The fund has previously recorded deficits of up to 120–130 billion baht but was able to return to surplus when oil prices eased.

Meanwhile, the Energy Ministry said global oil prices remain elevated, with Dubai crude reaching around US$120 per barrel — up 72% from pre-conflict levels — while diesel prices in Singapore have exceeded US$200 per barrel and peaked near US$240, roughly double normal levels.

The Oil Fuel Fund is currently in deficit by around 42 billion baht and is expected to face further pressure. The government is considering additional measures, including borrowing to support the fund’s liquidity and partial tax adjustments.

Internationally, Australia has announced a temporary three-month reduction in fuel excise tax, cutting rates by half from April 1, 2026. The move is expected to lower petrol and diesel prices by 26.3 Australian cents per litre, but will cost the government around 2.55 billion Australian dollars in lost revenue.
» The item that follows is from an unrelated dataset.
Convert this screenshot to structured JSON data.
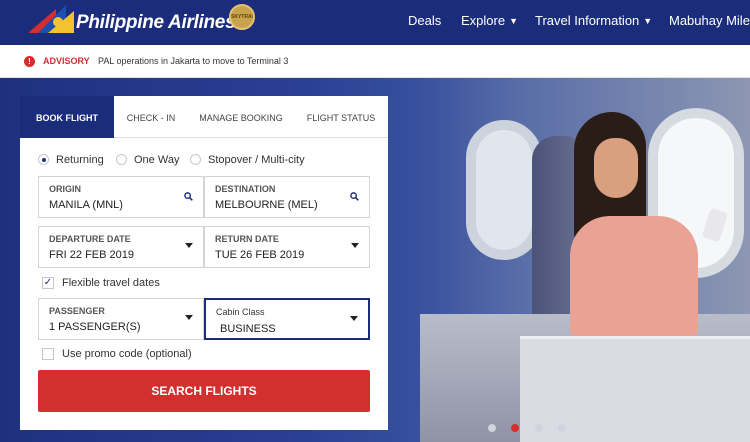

Prime Minister Anthony Albanese said the measure is intended to ease pressure on households and businesses, while additional relief includes suspending road user charges for heavy diesel vehicles for three months.

Vietnam has also taken aggressive steps by removing several taxes on petrol, diesel and aviation fuel, including environmental tax, VAT and excise tax. The move led to an immediate 19% drop in fuel prices.
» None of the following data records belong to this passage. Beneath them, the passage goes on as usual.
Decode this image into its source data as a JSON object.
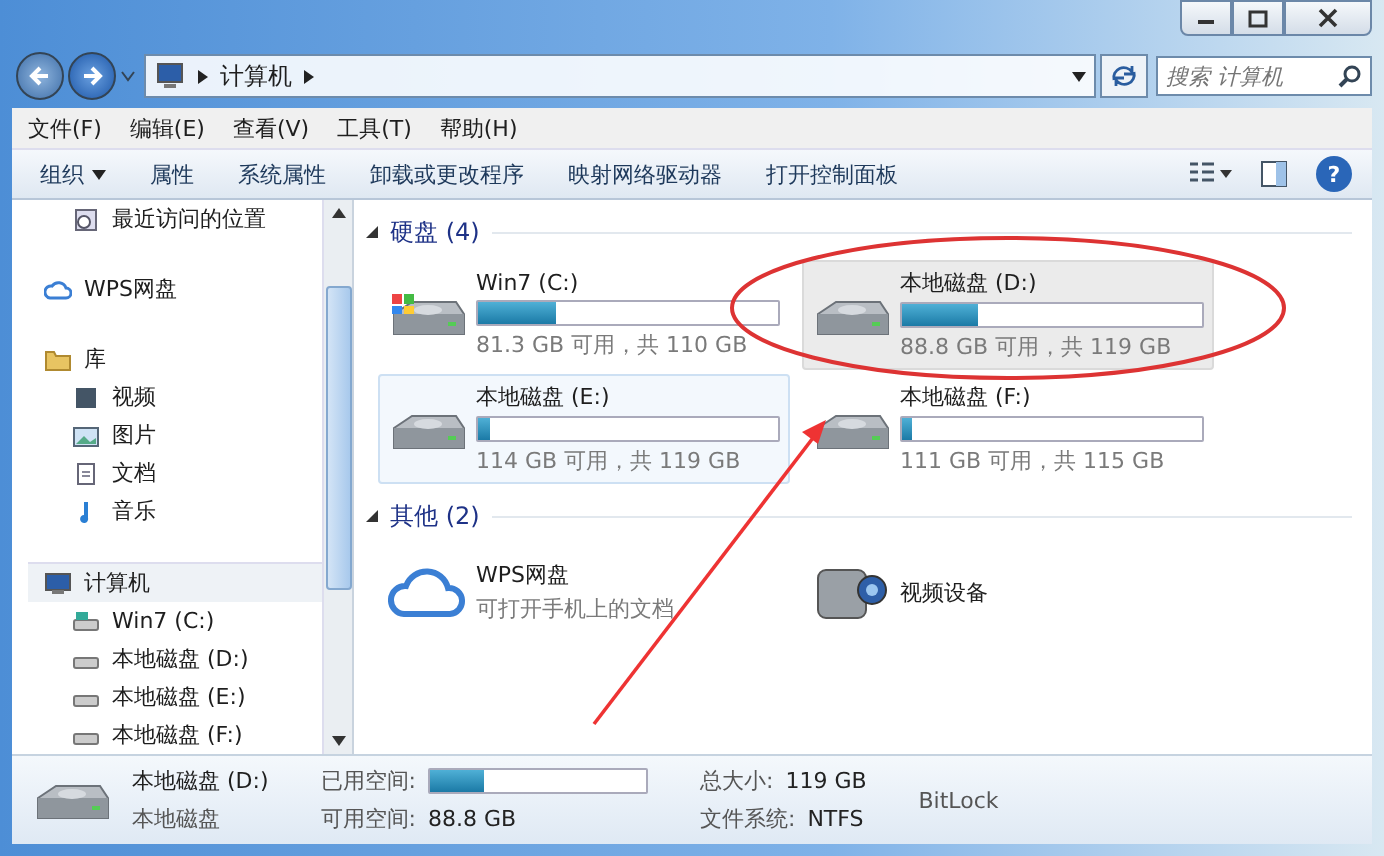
{
  "address_bar": {
    "segments": [
      "计算机"
    ]
  },
  "search": {
    "placeholder": "搜索 计算机"
  },
  "help_button": "?",
  "menu": [
    "文件(F)",
    "编辑(E)",
    "查看(V)",
    "工具(T)",
    "帮助(H)"
  ],
  "toolbar": [
    {
      "label": "组织",
      "dropdown": true
    },
    {
      "label": "属性",
      "dropdown": false
    },
    {
      "label": "系统属性",
      "dropdown": false
    },
    {
      "label": "卸载或更改程序",
      "dropdown": false
    },
    {
      "label": "映射网络驱动器",
      "dropdown": false
    },
    {
      "label": "打开控制面板",
      "dropdown": false
    }
  ],
  "sidebar": {
    "items": [
      {
        "label": "最近访问的位置",
        "kind": "recent",
        "selected": false
      },
      {
        "label": "WPS网盘",
        "kind": "cloud",
        "selected": false
      },
      {
        "label": "库",
        "kind": "library",
        "selected": false,
        "children": [
          {
            "label": "视频",
            "kind": "video",
            "selected": false
          },
          {
            "label": "图片",
            "kind": "picture",
            "selected": false
          },
          {
            "label": "文档",
            "kind": "document",
            "selected": false
          },
          {
            "label": "音乐",
            "kind": "music",
            "selected": false
          }
        ]
      },
      {
        "label": "计算机",
        "kind": "computer",
        "selected": true,
        "children": [
          {
            "label": "Win7 (C:)",
            "kind": "system",
            "selected": false
          },
          {
            "label": "本地磁盘 (D:)",
            "kind": "drive",
            "selected": false
          },
          {
            "label": "本地磁盘 (E:)",
            "kind": "drive",
            "selected": false
          },
          {
            "label": "本地磁盘 (F:)",
            "kind": "drive",
            "selected": false
          }
        ]
      }
    ]
  },
  "groups": [
    {
      "title": "硬盘 (4)",
      "kind": "drives",
      "items": [
        {
          "name": "Win7 (C:)",
          "kind": "system",
          "level": 0.26,
          "space": "81.3 GB 可用，共 110 GB",
          "selected": false,
          "hovered": false
        },
        {
          "name": "本地磁盘 (D:)",
          "kind": "drive",
          "level": 0.25,
          "space": "88.8 GB 可用，共 119 GB",
          "selected": true,
          "hovered": false
        },
        {
          "name": "本地磁盘 (E:)",
          "kind": "drive",
          "level": 0.04,
          "space": "114 GB 可用，共 119 GB",
          "selected": false,
          "hovered": true
        },
        {
          "name": "本地磁盘 (F:)",
          "kind": "drive",
          "level": 0.035,
          "space": "111 GB 可用，共 115 GB",
          "selected": false,
          "hovered": false
        }
      ]
    },
    {
      "title": "其他 (2)",
      "kind": "other",
      "items": [
        {
          "name": "WPS网盘",
          "kind": "cloud",
          "subtitle": "可打开手机上的文档"
        },
        {
          "name": "视频设备",
          "kind": "camera"
        }
      ]
    }
  ],
  "details": {
    "name": "本地磁盘 (D:)",
    "type": "本地磁盘",
    "used_label": "已用空间:",
    "level": 0.25,
    "free_label": "可用空间:",
    "free": "88.8 GB",
    "total_label": "总大小:",
    "total": "119 GB",
    "fs_label": "文件系统:",
    "fs": "NTFS",
    "bitlocker": "BitLock"
  }
}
However, Vietnam’s Finance Ministry estimates the policy will reduce state revenue by around 7.2 trillion dong (approximately 9 billion baht) per month.

Authorities described the measure as urgent and effective in stabilising domestic energy markets and supporting economic activity, particularly in production and private-sector operations.

Vietnam remains a net oil importer, with crude imports of 14.2 million tonnes in 2025, around 80% sourced from Kuwait, while exporting about 2.5 million tonnes, mainly to Australia and Thailand.

The debate in Thailand highlights the growing policy dilemma facing governments worldwide — balancing the need to shield consumers from rising energy costs against the risk of undermining fiscal sustainability.